China to Meet Economic Goals This Year Says Justin Yifu Lin

Published on Mar 30, 2026.

China to Meet Economic Goals This Year Says Justin Yifu Lin

Justin Yifu Lin, the dean of the Institute of New Structural Economics at Peking University, expressed confidence in China's ability to achieve its economic goals for this year, citing the nation's technological strengths and robust industrial framework. During a salon discussion organized by the China Public Diplomacy Association, Lin asserted that not only would China meet its current economic target as outlined in the Government Work Report, but that the nation's potential annual growth rate could reach 8 percent during the 15th Five-Year Plan period from 2026 to 2030.

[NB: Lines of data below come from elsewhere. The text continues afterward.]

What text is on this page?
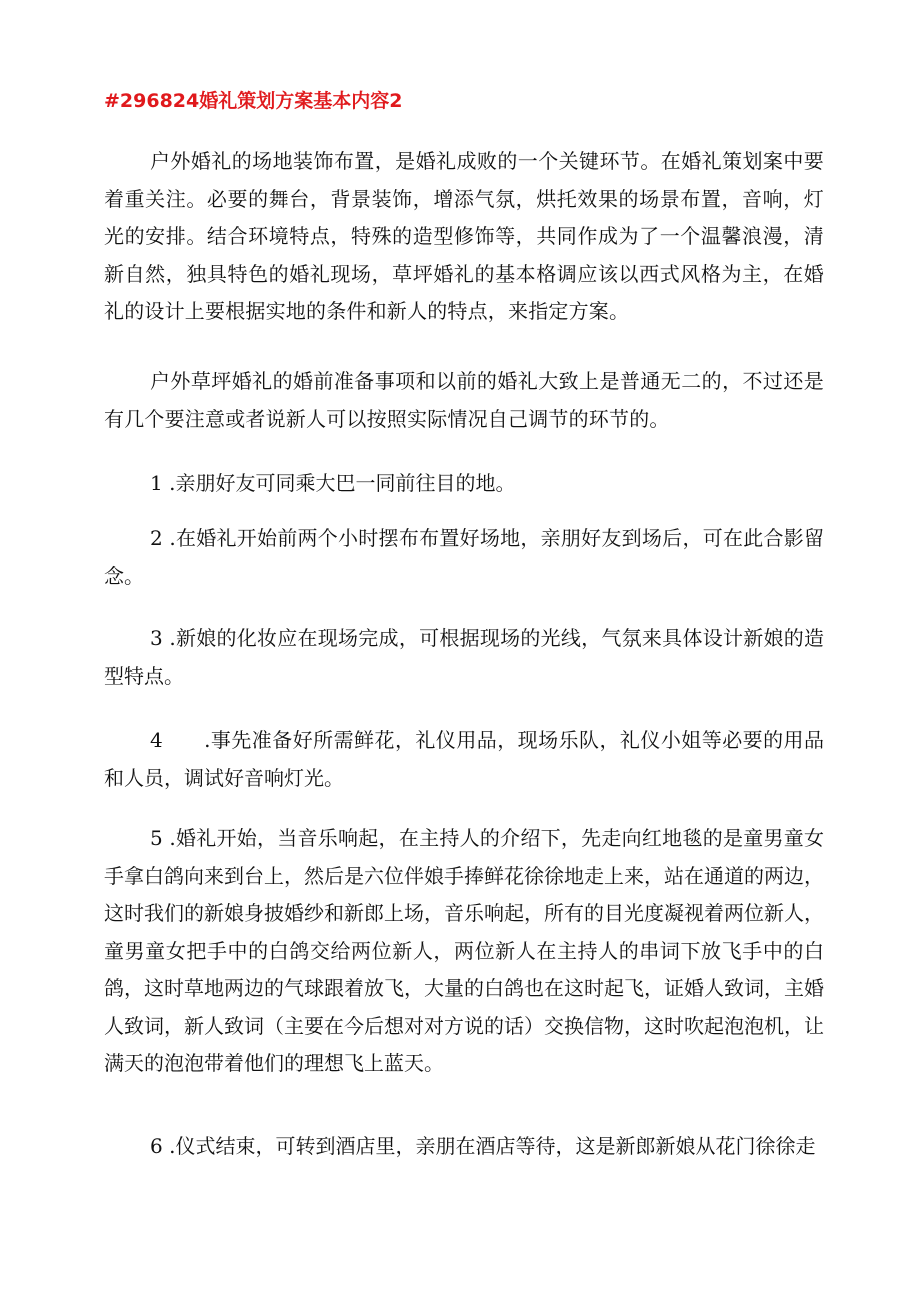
#296824婚礼策划方案基本内容2

户外婚礼的场地装饰布置，是婚礼成败的一个关键环节。在婚礼策划案中要着重关注。必要的舞台，背景装饰，增添气氛，烘托效果的场景布置，音响，灯光的安排。结合环境特点，特殊的造型修饰等，共同作成为了一个温馨浪漫，清新自然，独具特色的婚礼现场，草坪婚礼的基本格调应该以西式风格为主，在婚礼的设计上要根据实地的条件和新人的特点，来指定方案。

户外草坪婚礼的婚前准备事项和以前的婚礼大致上是普通无二的，不过还是有几个要注意或者说新人可以按照实际情况自己调节的环节的。

1 .亲朋好友可同乘大巴一同前往目的地。

2 .在婚礼开始前两个小时摆布布置好场地，亲朋好友到场后，可在此合影留念。

3 .新娘的化妆应在现场完成，可根据现场的光线，气氛来具体设计新娘的造型特点。

4　　.事先准备好所需鲜花，礼仪用品，现场乐队，礼仪小姐等必要的用品和人员，调试好音响灯光。

5 .婚礼开始，当音乐响起，在主持人的介绍下，先走向红地毯的是童男童女手拿白鸽向来到台上，然后是六位伴娘手捧鲜花徐徐地走上来，站在通道的两边，这时我们的新娘身披婚纱和新郎上场，音乐响起，所有的目光度凝视着两位新人，童男童女把手中的白鸽交给两位新人，两位新人在主持人的串词下放飞手中的白鸽，这时草地两边的气球跟着放飞，大量的白鸽也在这时起飞，证婚人致词，主婚人致词，新人致词（主要在今后想对对方说的话）交换信物，这时吹起泡泡机，让满天的泡泡带着他们的理想飞上蓝天。

6 .仪式结束，可转到酒店里，亲朋在酒店等待，这是新郎新娘从花门徐徐走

The Chinese government has set an economic growth target between 4.5 percent and 5 percent for this year, with ambitions to surpass this figure. Lin emphasized the advantages that China holds in stimulating economic growth, particularly in fostering new productive forces in the economy.

Currently, China's per capita GDP stands at approximately $14,000, which still shows a stark contrast with developed nations where per capita GDP often ranges from $40,000 to $60,000. This discrepancy reflects the existing productivity gap. Lin highlighted that many of China's industries are still advancing in the catch-up phase, a position that allows them to benefit from being 'latecomers' in global economic development.

Comparatively, Lin referenced China's current development stage to historical catch-up periods experienced by Germany in the 1940s and 1950s, Japan during the 1950s and 1960s, and South Korea from the 1980s to early 1990s. Each of these countries recorded per capita GDP growth rates exceeding 8 percent for over a decade during their respective catch-up phases. Thus, Lin argued that with these contextual similarities and with the advantage of being a latecomer, China maintains the potential for sustained annual growth of 8 percent.

Furthermore, Lin emphasized a unique advantage for China that earlier catch-up countries did not possess: the opportunities presented by the fourth industrial revolution. He pointed out that while founding their industries, these nations lacked the advanced technological landscape that China's current environment offers.

Lin underscored four specific advantages China enjoys in this context. First, the country's talent pool is unmatched, generating around 6 million graduates annually in science, technology, engineering, and mathematics (STEM), making it the largest in the world.

Second, China has emerged as the largest economy under purchasing power parity (PPP) and boasts an expansive domestic market. This not only provides extensive application scenarios but also indicates diverse opportunities for innovation and growth.

Third, Lin noted that China possesses the most comprehensive industrial system globally, facilitating hardware production. This capability enables swift transformation of ideas into market-ready products, allowing for lower costs and improved competitiveness.

Finally, Lin discussed China's institutional advantages, highlighting how an efficient market dynamic incentivizes innovation among entrepreneurs and engineers. The government further engages by providing support to help businesses navigate technological and industrial challenges.

Lin concluded, combining all these strengths leads him to believe that China still possesses the potential for annual economic growth of 8 percent, extending into the 16th Five-Year Plan period. However, he cautioned that the realization of this potential will ultimately depend on prevailing domestic and international market conditions.